The National Oceanic and Atmospheric Administration reports that in the 1980s there was an average of three weather-driven catastrophes annually that caused more than a billion dollars apiece in damages.
By the 2010s the annual tally had risen to 12. In 2020, there were a record-breaking 22 such billion-dollar cataclysms (note that inflation is not a factor in the calculations).
We all are sharing these costs, even when we are not in the eye of the storm. We pay through federal disaster relief aid, higher insurance rates, and expenditures by governments at all levels to make our communities resilient against the intensifying impacts of climate change, such as rising ocean tides and escalating storm surges.
There are less dramatic manifestations of our worsening environment, too: in 2021, haze from wildfires out west wafted all the way to Connecticut, and beyond.
Small world, indeed.
After the 2016 presidential election, my wife and I decided that it was time to go solar. Our house has a clear southern exposure, and there were (still are) federal and state tax incentives to generate your own kilowatts.
It was like buying an annuity (you can also lease panels): we paid up front and are reaping the benefits over time. In the past five years we haven’t paid the power company a penny. In fact, we send kilowatts back into the grid and enjoy a very modest return from that. In less than five years we will have covered our investment. The panels should be productive for more than 20 years after that.
With the local power companies threatening huge — nearly 50 percent — rate increases in 2023, our investment is looking better all the time.
And the savings just got bigger. In October, I traded in my 2001 clunker for a 2023 electric vehicle. There was a $2,250 rebate from the state, and as part of the deal GM paid for the 220-volt overnight charging station in the garage. My car is now powered by the excess kilowatts from our solar panels (there are also public charging stations that offer free electricity, and more are on the way).

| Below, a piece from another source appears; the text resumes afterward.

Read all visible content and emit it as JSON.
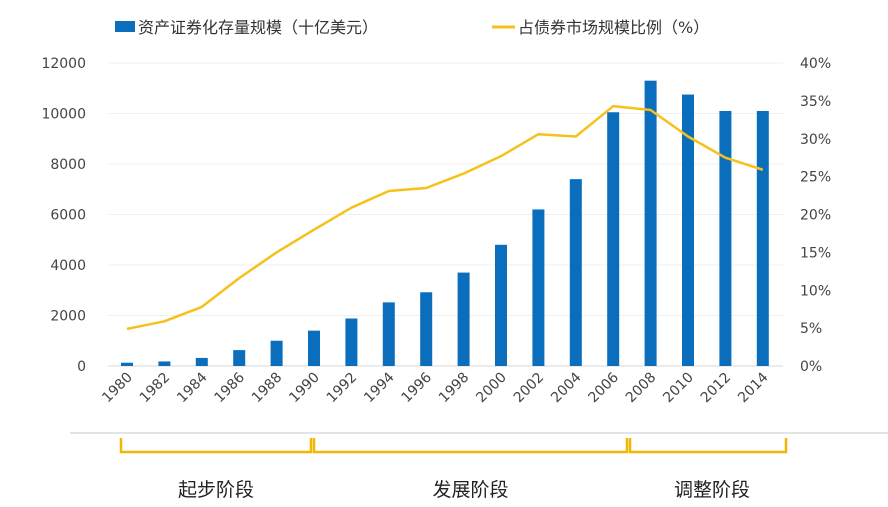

I drive about 10,000 miles a year and will save more than $1,400 annually on fossil fuel at current gas prices. That will cover roughly half the cost of the car in ten years—and it’s about ten times what we were getting back from the utility.
Nice as the money is, it wasn’t the main motivation to go electric. This spring our son and his wife welcomed their first child, our first grandchild, into the world. There is no getting around the fact that we are bequeathing him, and his generation, a greatly diminished planet.
Thirty years ago, at the Rio Earth Summit, world leaders acknowledged the need to reduce and eventually eliminate the world’s annual CO2 emissions of 22 billion metric tons a year. Otherwise, the world would get too hot to handle, costing unimaginable human suffering.
Well, the suffering is well underway because, by 2015, emissions had not only not declined, but, rather, had increased by nearly 60 percent. In 1992, fossil fuels accounted for about 80 percent of the world’s energy usage. Today, the world is using more energy — and, still, getting 80 percent of it from greenhouse gas-emitting fuels.
It’s time for you and me to let “our leaders” know what they should be doing on behalf of our descendants. If they can’t lead, they shouldn’t, as Bob Dylan once cautioned, stand in the doorway or block up the hall.
Our son bought an electric car last month. Baby steps in the right direction.